We all are justifiably concerned with where our money goes, and insist that we get the most out of what we put in in terms of our experiences at Duke. But where our money gets invested in the name of Duke, and therefore in our names, is even more relevant.

The glaring problem is, we do not have access to files indicating where Duke is investing our money. We can assume that the Trustees and DUMAC, the Duke Management Company, are investing the Duke endowment in companies with high returns and are making a profit. But why are we not allowed to see where the University invests all of its--our--money? We have a right to know where this money is going, and, as students, the driving force behind Duke's power, we should be helping to make these decisions.

It is easy to be concerned about improving social programming and dining, to make sure that our money is going to best suit us. But we need to be looking beyond these things and start realizing where our money is being used behind our backs. When I, and a few other students, attempted to get a list of companies that Duke is invested in, I was turned down. Last January, I was told that "DUMAC functions as a manager of managers and does not select individual securities. And as a matter of course [members of DUMAC] don't publicly disclose details of our managers' holdings."

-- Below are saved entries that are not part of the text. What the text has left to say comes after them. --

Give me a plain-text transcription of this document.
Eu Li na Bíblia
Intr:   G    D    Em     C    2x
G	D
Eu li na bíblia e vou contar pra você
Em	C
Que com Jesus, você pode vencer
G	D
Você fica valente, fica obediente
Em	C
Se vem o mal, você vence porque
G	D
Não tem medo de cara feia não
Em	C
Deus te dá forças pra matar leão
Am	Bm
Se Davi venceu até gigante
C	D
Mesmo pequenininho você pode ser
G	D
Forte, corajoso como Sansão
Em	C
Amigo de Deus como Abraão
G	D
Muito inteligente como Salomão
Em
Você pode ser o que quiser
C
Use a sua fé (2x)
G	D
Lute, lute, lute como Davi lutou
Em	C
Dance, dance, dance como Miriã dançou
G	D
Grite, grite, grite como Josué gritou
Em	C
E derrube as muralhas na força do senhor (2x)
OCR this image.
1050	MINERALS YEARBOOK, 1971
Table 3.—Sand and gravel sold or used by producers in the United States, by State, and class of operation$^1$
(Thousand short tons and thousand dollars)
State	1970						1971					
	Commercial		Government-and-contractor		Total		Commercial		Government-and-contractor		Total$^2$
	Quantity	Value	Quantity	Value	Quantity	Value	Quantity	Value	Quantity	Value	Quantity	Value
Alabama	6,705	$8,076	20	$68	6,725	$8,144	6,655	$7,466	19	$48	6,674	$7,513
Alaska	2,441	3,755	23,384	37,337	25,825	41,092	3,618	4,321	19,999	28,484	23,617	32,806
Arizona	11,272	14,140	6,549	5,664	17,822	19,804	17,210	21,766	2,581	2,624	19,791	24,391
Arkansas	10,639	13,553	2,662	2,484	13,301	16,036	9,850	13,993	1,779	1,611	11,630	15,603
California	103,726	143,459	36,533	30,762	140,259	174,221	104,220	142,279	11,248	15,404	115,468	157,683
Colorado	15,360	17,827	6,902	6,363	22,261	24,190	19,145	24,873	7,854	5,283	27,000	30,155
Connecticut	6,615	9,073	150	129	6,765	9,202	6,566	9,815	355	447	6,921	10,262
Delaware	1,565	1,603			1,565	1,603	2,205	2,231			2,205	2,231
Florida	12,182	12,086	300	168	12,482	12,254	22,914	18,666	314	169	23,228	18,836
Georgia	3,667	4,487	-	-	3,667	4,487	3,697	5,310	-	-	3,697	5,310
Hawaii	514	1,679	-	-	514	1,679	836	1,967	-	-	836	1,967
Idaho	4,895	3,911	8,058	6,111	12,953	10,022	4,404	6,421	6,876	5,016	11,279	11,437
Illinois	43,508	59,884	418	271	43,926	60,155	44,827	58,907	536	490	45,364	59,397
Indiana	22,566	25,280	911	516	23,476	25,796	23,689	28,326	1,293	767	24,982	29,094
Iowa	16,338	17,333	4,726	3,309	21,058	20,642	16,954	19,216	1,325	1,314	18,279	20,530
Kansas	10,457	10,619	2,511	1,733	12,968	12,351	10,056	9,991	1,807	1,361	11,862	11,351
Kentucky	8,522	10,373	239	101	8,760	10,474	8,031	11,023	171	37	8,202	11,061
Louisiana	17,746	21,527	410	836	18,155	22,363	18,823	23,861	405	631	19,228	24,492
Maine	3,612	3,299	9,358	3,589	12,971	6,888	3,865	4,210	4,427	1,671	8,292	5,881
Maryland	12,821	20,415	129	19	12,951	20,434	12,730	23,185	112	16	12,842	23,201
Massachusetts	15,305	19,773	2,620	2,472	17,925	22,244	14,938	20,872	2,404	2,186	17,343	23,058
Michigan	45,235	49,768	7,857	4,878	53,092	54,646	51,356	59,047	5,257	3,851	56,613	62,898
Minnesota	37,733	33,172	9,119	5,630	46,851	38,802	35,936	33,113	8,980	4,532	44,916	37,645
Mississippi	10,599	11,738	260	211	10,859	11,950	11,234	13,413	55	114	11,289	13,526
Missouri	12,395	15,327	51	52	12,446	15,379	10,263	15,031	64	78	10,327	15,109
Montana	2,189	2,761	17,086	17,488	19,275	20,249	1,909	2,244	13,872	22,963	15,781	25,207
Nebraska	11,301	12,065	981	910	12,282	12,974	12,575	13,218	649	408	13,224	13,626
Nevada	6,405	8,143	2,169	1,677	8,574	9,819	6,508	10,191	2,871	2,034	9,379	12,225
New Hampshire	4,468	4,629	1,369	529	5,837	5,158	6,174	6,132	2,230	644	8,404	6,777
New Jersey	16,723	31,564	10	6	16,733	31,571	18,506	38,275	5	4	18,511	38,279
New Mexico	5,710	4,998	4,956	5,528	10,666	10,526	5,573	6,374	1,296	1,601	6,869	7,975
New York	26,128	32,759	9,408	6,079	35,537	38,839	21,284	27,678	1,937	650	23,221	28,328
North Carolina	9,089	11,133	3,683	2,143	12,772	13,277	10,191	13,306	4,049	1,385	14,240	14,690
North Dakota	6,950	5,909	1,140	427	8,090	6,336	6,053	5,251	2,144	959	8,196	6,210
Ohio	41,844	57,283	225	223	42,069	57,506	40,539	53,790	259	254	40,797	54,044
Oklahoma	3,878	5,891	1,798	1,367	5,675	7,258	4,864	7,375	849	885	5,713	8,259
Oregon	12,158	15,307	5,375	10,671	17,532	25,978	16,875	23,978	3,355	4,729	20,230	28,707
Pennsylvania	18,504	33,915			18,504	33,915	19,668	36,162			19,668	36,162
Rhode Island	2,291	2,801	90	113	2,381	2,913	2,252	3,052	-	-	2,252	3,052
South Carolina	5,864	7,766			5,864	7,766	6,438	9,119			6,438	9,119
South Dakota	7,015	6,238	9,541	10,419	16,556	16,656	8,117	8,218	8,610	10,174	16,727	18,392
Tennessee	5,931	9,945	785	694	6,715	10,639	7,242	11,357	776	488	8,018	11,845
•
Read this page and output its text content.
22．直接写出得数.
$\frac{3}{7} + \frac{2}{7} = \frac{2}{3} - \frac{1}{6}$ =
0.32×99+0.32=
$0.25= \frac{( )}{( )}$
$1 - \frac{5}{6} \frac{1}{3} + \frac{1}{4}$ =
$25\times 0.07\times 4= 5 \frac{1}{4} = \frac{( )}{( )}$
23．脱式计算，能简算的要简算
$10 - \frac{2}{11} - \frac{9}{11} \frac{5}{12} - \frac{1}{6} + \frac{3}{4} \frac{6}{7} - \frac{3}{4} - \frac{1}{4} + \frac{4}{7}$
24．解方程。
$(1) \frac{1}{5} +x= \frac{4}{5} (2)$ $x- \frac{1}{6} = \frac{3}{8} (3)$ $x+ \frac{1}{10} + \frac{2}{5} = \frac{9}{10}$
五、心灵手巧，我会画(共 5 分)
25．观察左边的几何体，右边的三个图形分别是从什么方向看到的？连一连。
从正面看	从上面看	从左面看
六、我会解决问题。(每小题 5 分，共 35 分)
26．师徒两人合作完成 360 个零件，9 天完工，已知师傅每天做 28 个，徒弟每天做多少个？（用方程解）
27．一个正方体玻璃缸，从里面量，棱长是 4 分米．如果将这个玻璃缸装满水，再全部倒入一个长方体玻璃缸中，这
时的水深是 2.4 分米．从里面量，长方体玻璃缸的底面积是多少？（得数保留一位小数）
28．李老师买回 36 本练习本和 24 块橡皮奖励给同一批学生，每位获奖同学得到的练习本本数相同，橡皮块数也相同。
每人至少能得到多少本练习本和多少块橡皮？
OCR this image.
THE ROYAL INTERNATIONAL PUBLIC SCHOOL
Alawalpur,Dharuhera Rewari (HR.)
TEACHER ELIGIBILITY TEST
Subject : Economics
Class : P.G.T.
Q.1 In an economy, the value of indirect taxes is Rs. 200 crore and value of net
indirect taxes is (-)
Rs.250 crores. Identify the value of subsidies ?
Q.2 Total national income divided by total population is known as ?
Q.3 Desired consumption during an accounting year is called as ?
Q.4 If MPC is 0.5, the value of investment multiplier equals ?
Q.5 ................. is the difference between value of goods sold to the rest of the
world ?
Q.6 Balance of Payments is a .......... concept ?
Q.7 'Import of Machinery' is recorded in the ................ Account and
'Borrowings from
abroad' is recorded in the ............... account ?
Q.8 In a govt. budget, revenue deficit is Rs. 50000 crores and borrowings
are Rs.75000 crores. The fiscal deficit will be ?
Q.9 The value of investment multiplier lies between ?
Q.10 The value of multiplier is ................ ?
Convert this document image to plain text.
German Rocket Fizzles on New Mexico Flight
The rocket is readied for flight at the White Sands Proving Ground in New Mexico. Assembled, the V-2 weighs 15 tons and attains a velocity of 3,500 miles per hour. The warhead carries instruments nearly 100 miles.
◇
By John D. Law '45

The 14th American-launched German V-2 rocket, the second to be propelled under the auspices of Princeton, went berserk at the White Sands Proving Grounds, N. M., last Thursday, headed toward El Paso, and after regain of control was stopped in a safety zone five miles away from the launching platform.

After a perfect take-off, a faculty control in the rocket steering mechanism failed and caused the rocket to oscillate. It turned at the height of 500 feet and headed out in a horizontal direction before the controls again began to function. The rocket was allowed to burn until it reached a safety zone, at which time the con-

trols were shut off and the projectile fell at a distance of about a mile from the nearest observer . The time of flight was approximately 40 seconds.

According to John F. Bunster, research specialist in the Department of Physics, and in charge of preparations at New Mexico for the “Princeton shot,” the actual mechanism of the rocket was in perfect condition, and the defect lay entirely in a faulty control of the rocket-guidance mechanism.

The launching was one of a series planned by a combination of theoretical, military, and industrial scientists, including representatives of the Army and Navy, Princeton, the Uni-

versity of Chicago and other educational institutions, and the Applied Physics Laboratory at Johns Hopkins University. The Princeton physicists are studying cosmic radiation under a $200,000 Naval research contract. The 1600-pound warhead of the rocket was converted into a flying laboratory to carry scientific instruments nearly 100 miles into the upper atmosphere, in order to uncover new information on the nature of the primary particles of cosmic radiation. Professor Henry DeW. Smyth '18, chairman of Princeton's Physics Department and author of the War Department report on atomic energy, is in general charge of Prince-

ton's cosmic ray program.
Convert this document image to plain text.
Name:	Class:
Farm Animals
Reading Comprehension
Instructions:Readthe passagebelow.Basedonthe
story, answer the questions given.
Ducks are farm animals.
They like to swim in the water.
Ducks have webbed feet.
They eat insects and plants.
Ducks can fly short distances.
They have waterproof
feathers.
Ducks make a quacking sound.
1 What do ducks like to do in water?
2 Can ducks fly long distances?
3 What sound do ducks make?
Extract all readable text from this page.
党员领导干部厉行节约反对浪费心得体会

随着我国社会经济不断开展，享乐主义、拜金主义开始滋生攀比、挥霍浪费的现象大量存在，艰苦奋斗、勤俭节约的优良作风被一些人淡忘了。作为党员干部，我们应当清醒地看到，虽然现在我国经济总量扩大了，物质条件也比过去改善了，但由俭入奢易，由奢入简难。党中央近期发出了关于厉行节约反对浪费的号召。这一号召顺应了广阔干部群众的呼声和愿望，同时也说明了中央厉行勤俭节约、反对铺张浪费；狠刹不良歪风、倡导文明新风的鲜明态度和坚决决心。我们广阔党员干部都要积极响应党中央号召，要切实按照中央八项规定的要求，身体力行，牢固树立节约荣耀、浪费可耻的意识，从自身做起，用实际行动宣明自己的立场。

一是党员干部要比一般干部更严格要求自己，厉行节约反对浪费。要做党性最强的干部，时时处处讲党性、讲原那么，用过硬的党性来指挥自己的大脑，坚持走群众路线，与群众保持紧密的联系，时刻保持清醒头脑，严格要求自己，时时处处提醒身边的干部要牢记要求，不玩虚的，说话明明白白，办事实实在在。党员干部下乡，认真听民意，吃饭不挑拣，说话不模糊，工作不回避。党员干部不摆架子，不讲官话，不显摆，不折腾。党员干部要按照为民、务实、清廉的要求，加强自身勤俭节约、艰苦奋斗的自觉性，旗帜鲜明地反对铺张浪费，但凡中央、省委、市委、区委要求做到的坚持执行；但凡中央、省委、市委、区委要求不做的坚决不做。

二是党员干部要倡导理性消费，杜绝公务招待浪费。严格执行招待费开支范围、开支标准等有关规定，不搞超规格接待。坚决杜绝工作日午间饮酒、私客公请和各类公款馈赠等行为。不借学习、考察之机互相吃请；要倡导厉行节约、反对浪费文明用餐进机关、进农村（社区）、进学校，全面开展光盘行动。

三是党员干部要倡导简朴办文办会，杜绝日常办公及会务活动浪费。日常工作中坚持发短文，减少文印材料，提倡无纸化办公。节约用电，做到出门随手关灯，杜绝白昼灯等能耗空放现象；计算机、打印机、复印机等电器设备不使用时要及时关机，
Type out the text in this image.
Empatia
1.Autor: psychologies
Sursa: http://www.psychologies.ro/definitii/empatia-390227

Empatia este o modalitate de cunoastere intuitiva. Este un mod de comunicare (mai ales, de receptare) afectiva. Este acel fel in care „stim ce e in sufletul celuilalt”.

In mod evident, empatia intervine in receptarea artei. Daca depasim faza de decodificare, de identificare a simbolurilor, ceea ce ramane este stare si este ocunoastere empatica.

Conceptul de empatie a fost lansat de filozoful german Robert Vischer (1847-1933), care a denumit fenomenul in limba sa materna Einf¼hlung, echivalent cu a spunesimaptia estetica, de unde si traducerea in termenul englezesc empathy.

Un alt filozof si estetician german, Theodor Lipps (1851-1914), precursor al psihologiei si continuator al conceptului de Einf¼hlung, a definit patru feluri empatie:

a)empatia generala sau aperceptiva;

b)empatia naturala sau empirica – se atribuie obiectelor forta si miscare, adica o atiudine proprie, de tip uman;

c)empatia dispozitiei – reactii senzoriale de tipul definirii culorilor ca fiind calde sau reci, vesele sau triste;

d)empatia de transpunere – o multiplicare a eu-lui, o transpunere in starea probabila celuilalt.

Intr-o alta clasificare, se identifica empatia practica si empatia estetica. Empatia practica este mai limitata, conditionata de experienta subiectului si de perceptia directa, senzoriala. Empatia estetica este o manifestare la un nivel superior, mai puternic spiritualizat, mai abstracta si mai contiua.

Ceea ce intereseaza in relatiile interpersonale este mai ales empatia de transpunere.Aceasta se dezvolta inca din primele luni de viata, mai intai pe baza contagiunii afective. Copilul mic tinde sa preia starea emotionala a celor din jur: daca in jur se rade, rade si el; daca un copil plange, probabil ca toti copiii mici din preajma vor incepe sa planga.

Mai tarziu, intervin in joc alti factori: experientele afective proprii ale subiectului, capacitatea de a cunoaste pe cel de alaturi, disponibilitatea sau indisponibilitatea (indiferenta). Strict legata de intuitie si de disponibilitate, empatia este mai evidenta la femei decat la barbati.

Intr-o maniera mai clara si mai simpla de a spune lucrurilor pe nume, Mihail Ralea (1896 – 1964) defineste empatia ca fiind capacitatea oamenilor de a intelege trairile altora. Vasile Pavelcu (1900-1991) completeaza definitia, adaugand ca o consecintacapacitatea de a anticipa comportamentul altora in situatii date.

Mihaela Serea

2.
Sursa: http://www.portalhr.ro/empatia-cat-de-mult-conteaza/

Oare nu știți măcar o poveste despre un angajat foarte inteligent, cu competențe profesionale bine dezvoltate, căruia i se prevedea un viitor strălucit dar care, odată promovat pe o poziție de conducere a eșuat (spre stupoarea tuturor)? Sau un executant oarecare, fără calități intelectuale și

It is one thing to not be entirely sure of where the fees in our "tuition and fees" go, but to be denied knowledge of where our money is being invested is a larger, and much more problematic issue. I understand that investments are often fluid and can change day-to -day based on net gains and company performance, and there is competition between universities and their investments. However, this does not mean that the records of our investments should be impossible to obtain. For students, they are.

Why the confidentiality? And why is there not a student-and-staff-run ethical investment committee making sure that our money is not funding companies that promote violence, war, sweatshops and oppression? The companies that Duke invests in, like those of other universities, probably includes companies such as Lockheed Martin, which produces military weapons; Caterpillar, which produces machinery that is used to bulldoze the homes of Palestinians; and Boeing, which produces military planes for many nations, among several others. Other universities, such as Yale, Harvard, MIT and Oxford, use ethical investment committees to ensure that their schools are evaluating the investments and ties that their universities make so that more than pure economic interest is addressed. Although the University as an entity has become a corporation in itself, a logical and necessary step to ensuring some level of integrity for a liberal educational institute of higher learning involves student and staff collaboration on issues involving the University's reputation and corporate, military and international ties. To have a more just system, we need to stop complaining about where our money goes and proactively change the way that Duke invests it money.

Of course, to be free from all implications of human oppression and violence in a system of capitalism would mean not investing at all, but a certain level of honesty and conscientiousness can be reached by the University while it still brings in a net gain. After all, President Keohane's fundraising did significantly increase our endowment, we are paying over $40,000 a year, basketball brings in exorbitant amounts of money and we are not lacking in the application pool.

If our mission statement is challenging us to become adults who "are committed to high ethical standards and full participation as leaders in [our] communities," to "promote human happiness," and to "contribute boldly to the international community of scholarship," I challenge the University to end its hypocrisy and to act with the same level of honesty and integrity by letting students know where our indirect investments are and have a voice in these decisions.

Emily LaDue is a Trinity sophomore. Her column appears every other Wednesday.